I think that everyone has a perfume that is so completely evocative, so emotionally relevant that a simple waft of it can spin you back decades. Such is it with me and Shalimar. So many have such a strong love/hate relationship with this scent, but I have always loved it and it me. It was the fragrance that my mother wore for her entire married life and my father used to buy it for her constantly and in every form because he adored it! I always assumed that she did too, but she confided in me several years before her death that she’d always hated it. I was surprised because it smelled absolutely devastating on her. She was an excellent wife in that respect and a bit of a contradiction , a feminist to the core and way before her time , however making my father happy was as she saw it” her most important job”. Fortunately she passed the knowledge on. The day that I married my husband, she pulled me into the back bedroom and said “Remember darling, you can buy your own things....so whatever he gives you, wear it to bed, even if it’s a toaster!” That alone has been the best piece of advice that I ever received from her with the exception of one other that I can’t share here...if you want to know, write me privately:)

 

Hedyfireandice


So wear Shalimar she did and some of my earliest memories of her are of that scent. Until about 2 years before her death, my parents went to hear the Cleveland Orchestra every Thursday night. I loved watching her dress for the symphony, she was unbelievably elegant. She would slip on one of several black dresses, comb back her raven colored hair and spray it into submission. Then she would put a bit of blush and paint on her lipstick, always the same “Fire and Ice red and then pick up her bottle of Shalimar. She had a ritual for it, a little behind her ears, a bit in her hair , her cleavage and around her ankles. To an impressionable 8 year old it was the most glamorous act ever. Then she would put on her opera length gray pearls, knot them twice and walk into the kitchen to find my father who would always be enchanted simply by the sight of her. She was completely gorgeous,when she was younger she looked just like Hedy Lamarr. My father would whisk her off into the night and I would be left to wonder about that magic, hoping someday that it would be my birthright too. She shared all of that part of herself with us, it was important to her. She was very generous in that way, a powerful priestess of love.

She had a beautiful closet for us growing up, a dress up closet filled with all kinds of wonderful things that she’d outgrown. Velvet capes and beautiful high heels, shawls and scarves. We would play in it for hours and when I had put together the perfect outfit she would take me into the bathroom and fix my makeup, always finishing with just a touch of her perfume. I loved it, especially the black and burgundy velvet cape that I would always wear. But most of all, I loved her Shalimar. I have always found it to be a warm and enveloping fragrance, very very sexy. Shalimar lingers like a kiss from just the right man, one who knows you well and yet adores the mysteriousness about you that he can’t quite understand. Wearing Shalimar reconnects me with the old stories of the Sacred Prostitutes of Isis, who spent hours preparing themselves in their temples to receive the passions of strangers coming to worship them embodied as the sacred feminine on earth. I can imagine spending hours brushing my hair, anointing myself with sacred oils, preparing myself for that passion. I love it’s vanilla qualities, the musky balsam and benzoin with the hints of leather and the strange seductiveness of orris. I love that when I wear it I feel absolutely gorgeous and ready for love.
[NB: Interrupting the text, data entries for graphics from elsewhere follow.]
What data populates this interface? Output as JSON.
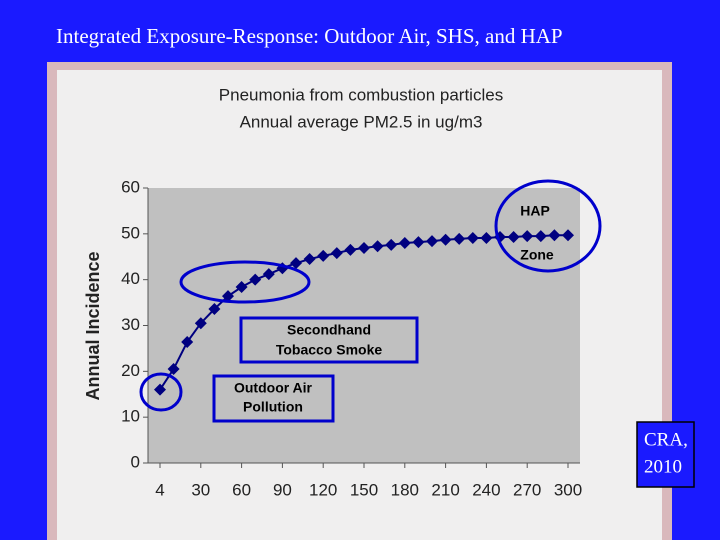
{
  "slide_title": "Integrated Exposure-Response: Outdoor Air, SHS, and HAP",
  "citation": [
    "CRA,",
    "2010"
  ],
  "chart_data": {
    "type": "line",
    "title": "Pneumonia from combustion particles",
    "subtitle": "Annual average PM2.5 in ug/m3",
    "y_label": "Annual Incidence",
    "categories": [
      "4",
      null,
      null,
      "30",
      null,
      null,
      "60",
      null,
      null,
      "90",
      null,
      null,
      "120",
      null,
      null,
      "150",
      null,
      null,
      "180",
      null,
      null,
      "210",
      null,
      null,
      "240",
      null,
      null,
      "270",
      null,
      null,
      "300"
    ],
    "series": [
      {
        "name": "Pneumonia",
        "color": "#000080",
        "values": [
          16,
          20.5,
          26.4,
          30.5,
          33.6,
          36.4,
          38.4,
          40,
          41.2,
          42.5,
          43.6,
          44.5,
          45.2,
          45.8,
          46.5,
          46.9,
          47.3,
          47.6,
          48,
          48.2,
          48.4,
          48.7,
          48.9,
          49.1,
          49.1,
          49.3,
          49.3,
          49.5,
          49.5,
          49.7,
          49.7
        ]
      }
    ],
    "ylim": [
      0,
      60
    ],
    "yticks": [
      0,
      10,
      20,
      30,
      40,
      50,
      60
    ],
    "annotations": {
      "hap": "HAP",
      "zone": "Zone",
      "shs": [
        "Secondhand",
        "Tobacco Smoke"
      ],
      "outdoor": [
        "Outdoor Air",
        "Pollution"
      ]
    }
  }
}
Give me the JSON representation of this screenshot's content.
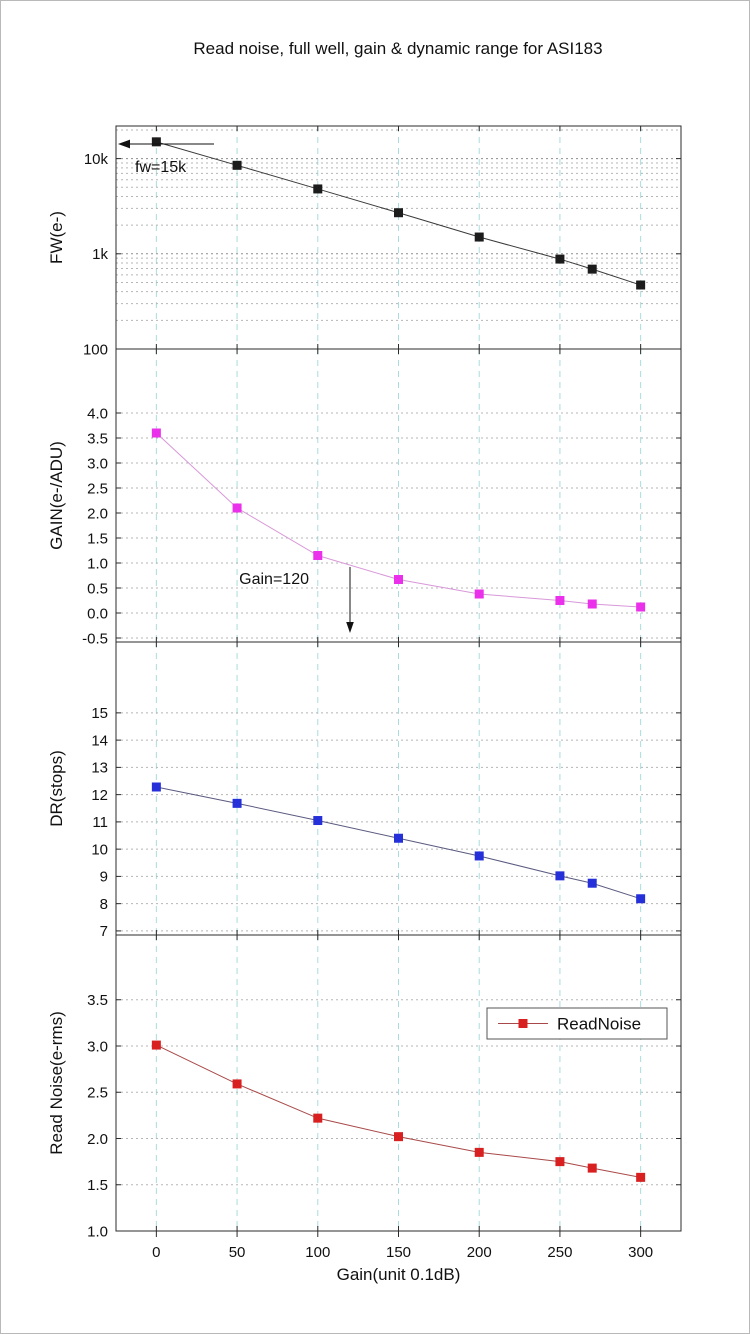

Shortly after my mother’s death I inherited her gray pearls. Receiving them was only one of the many rites of passage associated with my mothers dying but putting on those pearls felt more than a little strange for they sang of her soul and I wanted her to be there with me instead laughing and putting on her lipstick. With a deep sigh I looped them around my neck, knotted them and took a deep breath and there it was, the scent of her Shalimar leaving me spinning happily back in time suddenly and completely unafraid and no longer alone.